Ahora, con mis años, después de varias décadas, puedo departir alto, sin temor a represalias, pues ya no temo por mi vida, el miedo me lo almorcé durante los tres días de encierro que pasé en la catedral con más de 8000 indefensas, desamparadas y aterradas almas como la mía que allí nos refugiamos confiando en el Altísimo, en nuestro ejército, y en la magnanimidad de los hombres de Suchet. Pero el Altísimo no nos escuchó, nuestro ejército no acudió a nuestra invocación, y los hombres del general francés se convirtieron en fieras, bestias inhumanas, depredadores sanguinarios que no respetaron vida alguna, ni la de las bravas mujeres, los desabrigados ancianos y las inocentes criaturas, todos, fenecieron bajo los cascos de los caballos del ejército enemigo, ensartados por sus bayonetas, descuartizados por sus sables, violados una y otra vez por las bestias que albergaban sus filas, y todo aquello sucedió ante la inacción de nuestros mandos, de nuestros aliados.
La brutalidad de los franceses cometida en Tarragona es un oprobio monstruoso y sus líderes, con Suchet a la cabeza y Bonaparte a la zaga, unos criminales que con su poder han guardado silencio eterno, enterrando las atrocidades cometidas con la población civil,… mis conciudadanos, parientes, amigos.
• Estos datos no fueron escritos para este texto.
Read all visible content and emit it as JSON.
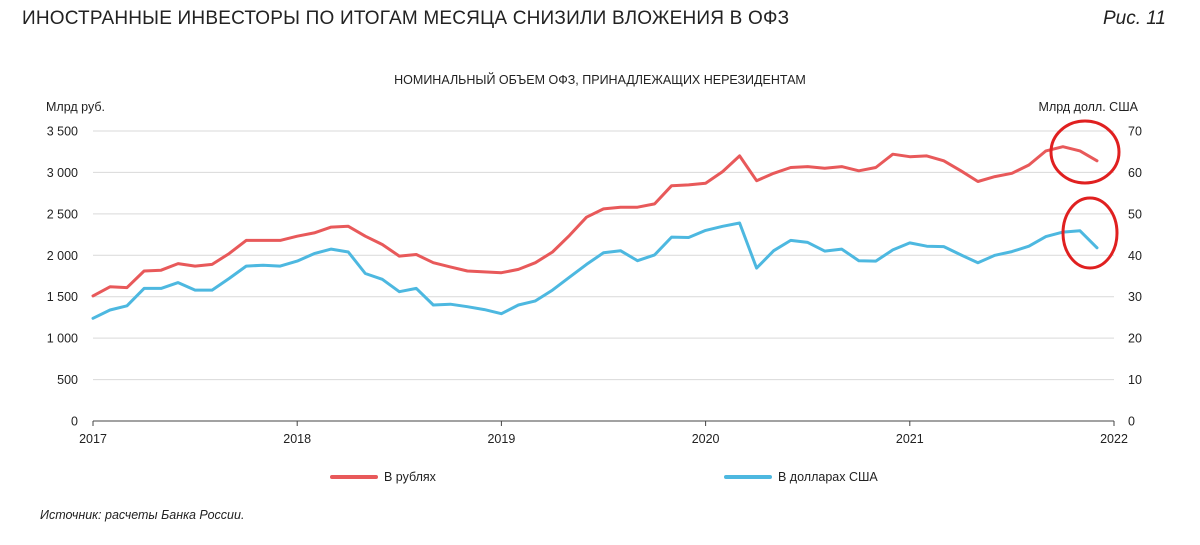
{
  "header": {
    "title": "ИНОСТРАННЫЕ ИНВЕСТОРЫ ПО ИТОГАМ МЕСЯЦА СНИЗИЛИ ВЛОЖЕНИЯ В ОФЗ",
    "figure_label": "Рис. 11"
  },
  "source": "Источник: расчеты Банка России.",
  "chart_data": {
    "type": "line",
    "title": "НОМИНАЛЬНЫЙ ОБЪЕМ ОФЗ, ПРИНАДЛЕЖАЩИХ НЕРЕЗИДЕНТАМ",
    "ylabel_left": "Млрд руб.",
    "ylabel_right": "Млрд долл. США",
    "ylim_left": [
      0,
      3500
    ],
    "ylim_right": [
      0,
      70
    ],
    "xlim": [
      2017,
      2022
    ],
    "x_ticks": [
      "2017",
      "2018",
      "2019",
      "2020",
      "2021",
      "2022"
    ],
    "y_ticks_left": [
      "0",
      "500",
      "1 000",
      "1 500",
      "2 000",
      "2 500",
      "3 000",
      "3 500"
    ],
    "y_ticks_right": [
      "0",
      "10",
      "20",
      "30",
      "40",
      "50",
      "60",
      "70"
    ],
    "grid": "horizontal",
    "legend_position": "bottom",
    "x_months": [
      "2017-01",
      "2017-02",
      "2017-03",
      "2017-04",
      "2017-05",
      "2017-06",
      "2017-07",
      "2017-08",
      "2017-09",
      "2017-10",
      "2017-11",
      "2017-12",
      "2018-01",
      "2018-02",
      "2018-03",
      "2018-04",
      "2018-05",
      "2018-06",
      "2018-07",
      "2018-08",
      "2018-09",
      "2018-10",
      "2018-11",
      "2018-12",
      "2019-01",
      "2019-02",
      "2019-03",
      "2019-04",
      "2019-05",
      "2019-06",
      "2019-07",
      "2019-08",
      "2019-09",
      "2019-10",
      "2019-11",
      "2019-12",
      "2020-01",
      "2020-02",
      "2020-03",
      "2020-04",
      "2020-05",
      "2020-06",
      "2020-07",
      "2020-08",
      "2020-09",
      "2020-10",
      "2020-11",
      "2020-12",
      "2021-01",
      "2021-02",
      "2021-03",
      "2021-04",
      "2021-05",
      "2021-06",
      "2021-07",
      "2021-08",
      "2021-09",
      "2021-10",
      "2021-11",
      "2021-12"
    ],
    "series": [
      {
        "name": "В рублях",
        "axis": "left",
        "color": "#e8595a",
        "values": [
          1510,
          1620,
          1610,
          1810,
          1820,
          1900,
          1870,
          1890,
          2020,
          2180,
          2180,
          2180,
          2230,
          2270,
          2340,
          2350,
          2230,
          2130,
          1990,
          2010,
          1910,
          1860,
          1810,
          1800,
          1790,
          1830,
          1910,
          2040,
          2240,
          2460,
          2560,
          2580,
          2580,
          2620,
          2840,
          2850,
          2870,
          3010,
          3200,
          2900,
          2990,
          3060,
          3070,
          3050,
          3070,
          3020,
          3060,
          3220,
          3190,
          3200,
          3140,
          3020,
          2890,
          2950,
          2990,
          3090,
          3260,
          3310,
          3260,
          3140
        ]
      },
      {
        "name": "В долларах США",
        "axis": "right",
        "color": "#4db8e0",
        "values": [
          24.8,
          26.8,
          27.8,
          32.0,
          32.0,
          33.4,
          31.6,
          31.6,
          34.4,
          37.4,
          37.6,
          37.4,
          38.6,
          40.4,
          41.5,
          40.8,
          35.6,
          34.2,
          31.2,
          32.0,
          28.0,
          28.2,
          27.6,
          26.9,
          25.9,
          28.0,
          29.0,
          31.6,
          34.7,
          37.8,
          40.6,
          41.1,
          38.7,
          40.1,
          44.4,
          44.3,
          46.0,
          47.0,
          47.8,
          36.9,
          41.1,
          43.6,
          43.1,
          41.0,
          41.5,
          38.7,
          38.6,
          41.3,
          43.0,
          42.2,
          42.1,
          40.1,
          38.2,
          40.0,
          40.9,
          42.2,
          44.5,
          45.6,
          45.9,
          41.8
        ]
      }
    ]
  }
}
Y yo, ya no me callo por más tiempo.
Todo empezó unos meses antes, en una mañana soleada del riguroso Diciembre de 1810.
Ésta es la historia, y yo, su fiel cronista, uno de los pocos supervivientes de aquella barbarie, un zagal, el mellado, como me apodaban por aquellos entonces, ahora anciano e impedido, pero puedo escribir, y eso es lo que hago porque Tarragona y sus héroes claman un lugar en La Historia de esta patria desagradecida.